The lies the ‘third parties’ tell us

Neglecting a pragmatic approach to the US political system may rouse a crowd, but renders ‘outsiders’ irrelevant.

Third party candidates line up for debate
The Constitution Party's Virgil Goode (C) makes a point as Jill Stein (L) from the Green Party, Rocky Anderson (2nd L) of the Justice Party and Libertarian Gary Johnson (R) look on [AFP]

One of the real problems in the seemingly interminable US campaign season is that the more candidates talk, the more the public thinks said candidate might be lying.

There are big lies, like most of what Mitt Romney said during his “Me Too” parade in Monday’s final debate between he and President Obama, but there are also smaller, more problematic lies. It’s these smaller lies that often go unnoticed by a US public that is woefully uneducated on basic government and civics, which results in frustration, disappointment and cynicism towards government.

That’s where the Presidential Third Party Debate of 2012, hosted on Tuesday evening in Chicago, comes in. There was a lot of lying going on by the men and the woman on stage, not intentionally, not maliciously, but lying nonetheless – which is one of the reasons why third parties are not taken seriously in the United States.

While tonight was touted as a “Third Party Debate”, in reality it featured four political parties: Green, Justice, Constitution and Libertarian.

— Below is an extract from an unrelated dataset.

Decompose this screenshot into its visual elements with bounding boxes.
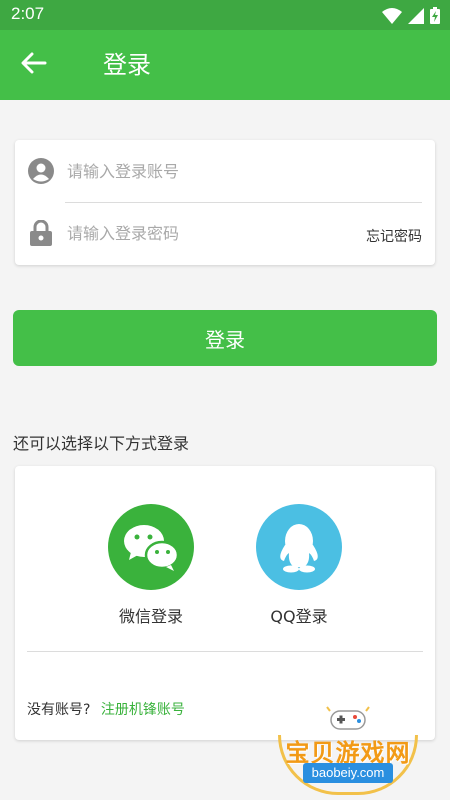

However, in the US, any political party that is neither the Republicans nor Democrats is referred to as “third party”, similar to how anyone who’s not white in this country is referred to as “a minority”.

It may not make sense, but that’s the nomenclature.

Lack of accomplishment

The candidates themselves were arranged from the far-left Jill Stein (Green Party) to the far-right Gary Johnson (Libertarian Party) and answered a series of questions from former CNN talkshow host Larry King. The topics covered were far-ranging, creative, and the answers were impassioned.

Inside Story US 2012:
The other parties – excluded but not silenced

However, the debate itself did not accomplish much.

The reason for this is because the candidates spent time giving speeches and laying out ambitious and highly unlikely policy goals, when they should have been spending their time laying out a plan for how to accomplish their goals. For example, candidates across the stage agreed that aggressive US foreign policy, the use of drone attacks and illegal wars in the Middle East needed to end.

And they all proclaimed that as president they would unilaterally end these wars.

That’s where the lying comes in. Yes, it is possible for a president to simply declare an end to any war. However, it is not as simple as picking up the phone and telling the Joint Chiefs of Staff that you want everyone cleared out of Afghanistan by next Thursday.

There are negotiations to be made with other world leaders, schedules for draw-downs to ensure the security of not only US soldiers, but citizens in the region. And on top of all of these factors, there remains the challenge of executing such policies when Congress, in both houses, will likely not favour such a radical change in policy.

Lack of pragmatism

That was the problem with the third party debate. None of the candidates on stage actually spoke as if they were one day actually going to be president of the United States. If any of the candidates on stage ascended to become the first Libertarian/Green/Justice/Constitution Party president of the United States, with a Democratic controlled Senate and a Republican controlled House, how exactly would they expect to enact policy?

Would they work with Republicans and/or Democrats? Would they attempt to recruit people into their party? What would be the plans for resistance against such a leader by these two parties – who would likely resent an “interloper” in the White House?

The failure to address any of the basic structural elements of the United States government made all of the promises and rhetoric idealistic at best and out-and-out lies at worst. The candidates on stage must know they could not accomplish half of what they talked about, policy-wise, but rather than addressing their goals against the realistic back-drop of Washington, they held a pep rally that masqueraded as a debate.

This is by no means a call for the status quo to remain, or an attack on third parties – which are a vital example of the still-functioning democracy in the US. However, when you seek higher office the goal is to lay out plans that can actually work, not to fool the public with pretty white lies that can rouse a crowd – but have no chance of ever coming to fruition.

In that regard, the candidates on Tuesday were just like Mitt Romney the night previously. Tuesday’s candidates and Mitt made vast promises that were impossible to keep, given the realities of our government structure and the world around us.

The only difference is that Mitt can at least tell people that, once in Washington, he might get the chance to try. No-one on Tuesday’s stage could even muster the words to suggest that they’d ever actually inhabit 1600 Pennsylvania Avenue – which makes the whole evening one big lie. 

Jason Adam Johnson is an US professor of political science and communications, political commentator, and writer. He is the author of the book Political Consultants and Campaigns: One Day to Sell.